Tech giants are racing to ward off a carbon time bomb caused by the massive data centers they're building around the world.
A technique pioneered by Google is gaining currency as more power-hungry artificial intelligence comes online: Using software to hunt for clean electricity in parts of the world with excess sun and wind on the grid, then ramping up data center operations there. Doing so could cut carbon and costs.
There's an urgent need to figure out how to run data centers in ways that maximize renewable energy usage, said Chris Noble, co-founder and chief executive officer of Cirrus Nexus, a cloud-computing manager tapping data centers owned by Google, Microsoft and Amazon.
The climate risks sparked by AI-driven computing are far-reaching — and will worsen without a big shift from fossil fuel-based electricity to clean power. Nvidia Corp. Chief Executive Officer Jensen Huang has said AI has hit a “tipping point.” He has also said that the cost of data centers will double within five years to power the rise of new software.

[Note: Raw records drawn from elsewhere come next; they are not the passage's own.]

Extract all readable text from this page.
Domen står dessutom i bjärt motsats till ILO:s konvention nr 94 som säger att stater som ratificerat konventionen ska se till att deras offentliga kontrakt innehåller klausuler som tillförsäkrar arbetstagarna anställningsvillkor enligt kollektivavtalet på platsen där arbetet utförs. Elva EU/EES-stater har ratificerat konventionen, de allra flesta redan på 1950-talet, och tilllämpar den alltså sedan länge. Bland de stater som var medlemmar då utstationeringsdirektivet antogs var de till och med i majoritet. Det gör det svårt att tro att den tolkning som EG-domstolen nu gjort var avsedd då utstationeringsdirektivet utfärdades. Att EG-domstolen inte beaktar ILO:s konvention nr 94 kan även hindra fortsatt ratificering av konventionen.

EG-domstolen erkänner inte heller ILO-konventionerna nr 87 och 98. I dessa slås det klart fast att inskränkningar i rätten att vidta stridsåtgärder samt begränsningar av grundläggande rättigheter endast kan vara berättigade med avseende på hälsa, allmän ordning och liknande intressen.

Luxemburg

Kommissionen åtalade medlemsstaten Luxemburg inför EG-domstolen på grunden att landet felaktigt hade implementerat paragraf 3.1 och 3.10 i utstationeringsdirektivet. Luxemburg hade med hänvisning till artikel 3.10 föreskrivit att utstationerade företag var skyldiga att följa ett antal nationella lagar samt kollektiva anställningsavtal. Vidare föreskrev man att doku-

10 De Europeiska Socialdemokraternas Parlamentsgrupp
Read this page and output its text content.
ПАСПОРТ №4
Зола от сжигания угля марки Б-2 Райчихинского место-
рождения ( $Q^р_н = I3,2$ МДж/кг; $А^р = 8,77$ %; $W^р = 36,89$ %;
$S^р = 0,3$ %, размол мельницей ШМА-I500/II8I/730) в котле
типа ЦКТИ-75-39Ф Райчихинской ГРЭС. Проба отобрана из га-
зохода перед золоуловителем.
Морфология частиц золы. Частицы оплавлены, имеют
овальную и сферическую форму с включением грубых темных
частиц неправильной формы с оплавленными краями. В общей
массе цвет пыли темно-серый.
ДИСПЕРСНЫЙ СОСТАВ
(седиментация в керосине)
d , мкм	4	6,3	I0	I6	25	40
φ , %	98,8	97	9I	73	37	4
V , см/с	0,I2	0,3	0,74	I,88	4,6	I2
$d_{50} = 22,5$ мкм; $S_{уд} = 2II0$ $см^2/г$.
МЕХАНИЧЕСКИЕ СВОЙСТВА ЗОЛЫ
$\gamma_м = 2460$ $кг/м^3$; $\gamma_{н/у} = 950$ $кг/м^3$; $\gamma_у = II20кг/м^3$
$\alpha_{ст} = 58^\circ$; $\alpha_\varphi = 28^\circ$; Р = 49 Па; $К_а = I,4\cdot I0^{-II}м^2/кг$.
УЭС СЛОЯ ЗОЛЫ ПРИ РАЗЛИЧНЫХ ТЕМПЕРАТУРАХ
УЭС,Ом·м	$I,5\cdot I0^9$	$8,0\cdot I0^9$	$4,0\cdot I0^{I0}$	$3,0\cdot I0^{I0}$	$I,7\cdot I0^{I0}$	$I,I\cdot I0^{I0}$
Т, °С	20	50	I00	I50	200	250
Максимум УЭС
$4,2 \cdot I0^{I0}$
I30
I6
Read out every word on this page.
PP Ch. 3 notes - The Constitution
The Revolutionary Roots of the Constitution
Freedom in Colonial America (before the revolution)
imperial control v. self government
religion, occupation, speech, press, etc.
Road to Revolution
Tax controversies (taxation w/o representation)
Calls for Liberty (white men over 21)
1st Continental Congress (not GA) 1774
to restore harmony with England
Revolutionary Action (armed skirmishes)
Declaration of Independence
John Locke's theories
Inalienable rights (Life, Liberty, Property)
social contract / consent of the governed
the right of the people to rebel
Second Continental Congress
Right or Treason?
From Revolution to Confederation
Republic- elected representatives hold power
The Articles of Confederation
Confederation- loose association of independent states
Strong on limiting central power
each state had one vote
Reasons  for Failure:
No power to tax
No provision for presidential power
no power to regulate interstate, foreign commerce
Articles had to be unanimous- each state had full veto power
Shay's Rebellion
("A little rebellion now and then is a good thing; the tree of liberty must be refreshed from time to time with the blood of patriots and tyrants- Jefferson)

Already, data centers and transmission networks each account for up to 1.5% of global consumption, according to the International Energy Agency. Together, they're responsible for emitting about as much carbon dioxide as Brazil annually.
Hyperscalers — as the biggest data center owners like Google, Microsoft and Amazon are known — have all set climate goals and are facing internal and external pressure to deliver on them. Those lofty targets include decarbonizing their operations.
But the rise of AI is already wreaking havoc on those goals. Graphics processing units have been key to the rise of large language models and use more electricity than central processing units used in other forms of computing. Training an AI model uses the more power than 100 households in a year, according to IEA estimates.
“The growth in AI is far outstripping the ability to produce clean power for it,” he said.